Die Wirtschaftsweisen waren zu optimistisch und mussten ihre Prognose ändern: Demnach treffen die Folgen der Pandemie die deutsche Wirtschaft noch härter als die Eurokrise. Viel zu tun also für Gewerkschaften, die für ordentliche Arbeitsplätze und anständige Löhne streiten wollen. Aber wie funktioniert Arbeitskampf trotz Kontaktverboten? Welche Ideen gibt es zur Überwindung der Krise? Und welche Utopien für die Zeit nach Corona? In einer Interview-Reihe fragt Kontext bei jungen GewerkschafterInnen aus der Region nach. Den Auftakt macht Max Czipf, Jugendsekretär bei der IG Metall Esslingen.
Herr Czipf, was hat die Corona-Krise zutage gefördert?
Bei uns in den Betrieben, dass die Ausbildung häufig immer noch so abläuft wie vor 40 Jahren. Wir haben schon lange darauf gedrängt, dass die Digitalisierung genutzt werden muss. Das öffnet ja auch methodisch irrsinnig viele Chancen. Aber das hat in vielen Betrieben nicht stattgefunden und ist uns jetzt total auf die Füße gefallen.
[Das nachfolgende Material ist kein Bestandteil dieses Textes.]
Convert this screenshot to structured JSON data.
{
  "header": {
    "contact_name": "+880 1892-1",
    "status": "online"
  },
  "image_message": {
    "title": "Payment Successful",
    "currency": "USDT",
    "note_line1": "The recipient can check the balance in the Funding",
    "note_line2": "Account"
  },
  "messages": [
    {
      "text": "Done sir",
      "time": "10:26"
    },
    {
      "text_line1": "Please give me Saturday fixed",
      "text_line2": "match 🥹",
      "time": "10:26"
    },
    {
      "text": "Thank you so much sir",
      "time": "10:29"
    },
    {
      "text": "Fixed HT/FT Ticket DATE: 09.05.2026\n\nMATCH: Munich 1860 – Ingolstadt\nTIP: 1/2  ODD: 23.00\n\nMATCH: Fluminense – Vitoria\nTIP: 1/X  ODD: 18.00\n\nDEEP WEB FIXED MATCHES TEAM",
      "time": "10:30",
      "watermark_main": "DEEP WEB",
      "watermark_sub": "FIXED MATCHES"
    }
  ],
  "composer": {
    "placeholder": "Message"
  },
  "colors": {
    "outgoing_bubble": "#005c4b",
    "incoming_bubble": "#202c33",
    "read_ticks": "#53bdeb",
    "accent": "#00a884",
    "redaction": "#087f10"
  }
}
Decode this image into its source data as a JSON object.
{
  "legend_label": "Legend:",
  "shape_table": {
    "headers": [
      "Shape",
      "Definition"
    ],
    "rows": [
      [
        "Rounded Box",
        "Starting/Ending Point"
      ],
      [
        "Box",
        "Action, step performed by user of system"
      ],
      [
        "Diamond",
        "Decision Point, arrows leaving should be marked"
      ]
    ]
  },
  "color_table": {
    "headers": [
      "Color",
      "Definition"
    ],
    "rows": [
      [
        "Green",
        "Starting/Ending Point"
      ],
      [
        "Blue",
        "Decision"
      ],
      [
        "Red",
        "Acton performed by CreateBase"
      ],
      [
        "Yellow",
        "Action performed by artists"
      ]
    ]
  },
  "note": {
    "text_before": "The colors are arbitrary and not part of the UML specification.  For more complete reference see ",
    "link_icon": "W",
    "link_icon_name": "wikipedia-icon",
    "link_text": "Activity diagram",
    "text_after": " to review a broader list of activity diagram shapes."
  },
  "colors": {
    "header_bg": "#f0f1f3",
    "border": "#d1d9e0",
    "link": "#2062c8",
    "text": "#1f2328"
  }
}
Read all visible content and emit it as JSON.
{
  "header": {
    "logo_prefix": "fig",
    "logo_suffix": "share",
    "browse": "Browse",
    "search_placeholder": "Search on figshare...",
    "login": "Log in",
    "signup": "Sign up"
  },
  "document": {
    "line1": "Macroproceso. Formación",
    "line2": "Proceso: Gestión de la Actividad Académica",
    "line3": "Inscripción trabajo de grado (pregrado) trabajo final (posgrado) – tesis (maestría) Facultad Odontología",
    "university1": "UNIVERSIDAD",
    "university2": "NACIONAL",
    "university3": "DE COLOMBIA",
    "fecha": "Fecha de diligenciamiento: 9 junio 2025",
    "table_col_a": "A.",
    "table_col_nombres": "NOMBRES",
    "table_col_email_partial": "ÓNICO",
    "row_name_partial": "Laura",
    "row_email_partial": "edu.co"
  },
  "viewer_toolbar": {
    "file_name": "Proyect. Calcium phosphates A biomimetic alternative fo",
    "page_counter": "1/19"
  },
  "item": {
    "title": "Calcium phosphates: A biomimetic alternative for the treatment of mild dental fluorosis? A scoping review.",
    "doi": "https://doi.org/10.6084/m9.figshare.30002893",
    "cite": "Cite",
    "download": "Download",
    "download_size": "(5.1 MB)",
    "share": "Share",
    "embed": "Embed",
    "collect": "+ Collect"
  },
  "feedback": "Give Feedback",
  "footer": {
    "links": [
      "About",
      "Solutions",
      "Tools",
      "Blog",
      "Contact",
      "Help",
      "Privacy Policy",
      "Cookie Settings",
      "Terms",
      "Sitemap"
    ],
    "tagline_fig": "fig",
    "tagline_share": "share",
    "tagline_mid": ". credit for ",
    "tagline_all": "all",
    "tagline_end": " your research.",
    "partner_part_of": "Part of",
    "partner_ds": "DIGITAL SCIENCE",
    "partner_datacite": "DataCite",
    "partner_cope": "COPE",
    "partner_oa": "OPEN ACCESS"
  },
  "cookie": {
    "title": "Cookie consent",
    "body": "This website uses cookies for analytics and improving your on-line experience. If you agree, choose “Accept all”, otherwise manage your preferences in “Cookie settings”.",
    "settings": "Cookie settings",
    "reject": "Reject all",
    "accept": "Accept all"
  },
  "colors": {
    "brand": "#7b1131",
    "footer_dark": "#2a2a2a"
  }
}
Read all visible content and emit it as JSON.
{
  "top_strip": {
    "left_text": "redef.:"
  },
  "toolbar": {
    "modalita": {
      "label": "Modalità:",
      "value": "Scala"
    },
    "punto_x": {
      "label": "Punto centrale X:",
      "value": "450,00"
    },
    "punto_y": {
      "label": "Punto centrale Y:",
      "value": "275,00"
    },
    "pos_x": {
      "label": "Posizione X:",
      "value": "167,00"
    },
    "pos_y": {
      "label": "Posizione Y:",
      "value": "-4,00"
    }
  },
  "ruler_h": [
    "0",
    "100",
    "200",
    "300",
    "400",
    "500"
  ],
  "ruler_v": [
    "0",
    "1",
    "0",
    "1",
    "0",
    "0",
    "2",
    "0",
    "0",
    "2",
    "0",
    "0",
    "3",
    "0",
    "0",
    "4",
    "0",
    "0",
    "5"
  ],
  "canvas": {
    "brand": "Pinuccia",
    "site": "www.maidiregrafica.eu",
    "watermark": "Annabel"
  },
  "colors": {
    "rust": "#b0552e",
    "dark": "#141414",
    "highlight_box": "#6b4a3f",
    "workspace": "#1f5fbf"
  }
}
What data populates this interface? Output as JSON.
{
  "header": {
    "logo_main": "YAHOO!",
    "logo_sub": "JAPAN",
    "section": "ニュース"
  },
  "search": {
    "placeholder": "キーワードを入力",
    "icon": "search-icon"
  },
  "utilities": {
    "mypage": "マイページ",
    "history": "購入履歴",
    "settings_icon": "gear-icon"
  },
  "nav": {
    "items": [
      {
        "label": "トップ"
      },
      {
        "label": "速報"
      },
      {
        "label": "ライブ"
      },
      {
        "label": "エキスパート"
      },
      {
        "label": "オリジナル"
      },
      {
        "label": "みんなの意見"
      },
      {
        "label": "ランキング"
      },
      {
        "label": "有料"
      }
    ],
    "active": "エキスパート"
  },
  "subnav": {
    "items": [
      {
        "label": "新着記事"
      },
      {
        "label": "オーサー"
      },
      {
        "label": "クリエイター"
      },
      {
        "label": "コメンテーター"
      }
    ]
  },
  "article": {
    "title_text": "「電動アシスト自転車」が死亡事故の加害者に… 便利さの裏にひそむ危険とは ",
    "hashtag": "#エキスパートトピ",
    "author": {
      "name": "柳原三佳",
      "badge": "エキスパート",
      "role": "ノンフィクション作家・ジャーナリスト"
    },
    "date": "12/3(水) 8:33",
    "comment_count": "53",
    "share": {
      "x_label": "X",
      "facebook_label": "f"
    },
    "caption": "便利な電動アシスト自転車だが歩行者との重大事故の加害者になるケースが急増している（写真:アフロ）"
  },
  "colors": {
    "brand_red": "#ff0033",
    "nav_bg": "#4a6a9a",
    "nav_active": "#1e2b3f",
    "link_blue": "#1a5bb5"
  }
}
Und welche Erkenntnisse gibt es über die Ausbildung hinaus?
In den Betrieben, in denen es bisher schlecht lief, hat Corona voll reingehauen. Da werden wir einen schwierigen Herbst erleben.
Wie habt ihr als Gewerkschafter auf Corona reagiert?
Wir haben die Arbeit komplett umgestellt. Viele sind ins Homeoffice gegangen. Betriebsversammlungen, Jugendversammlungen, Mitgliederversammlungen konnten nicht stattfinden. Wir haben auf Webinare umgestellt, das mussten wir erst entdecken für uns. Und wir haben viele Online-Angebote hochgezogen. Sprechstunden zum Beispiel.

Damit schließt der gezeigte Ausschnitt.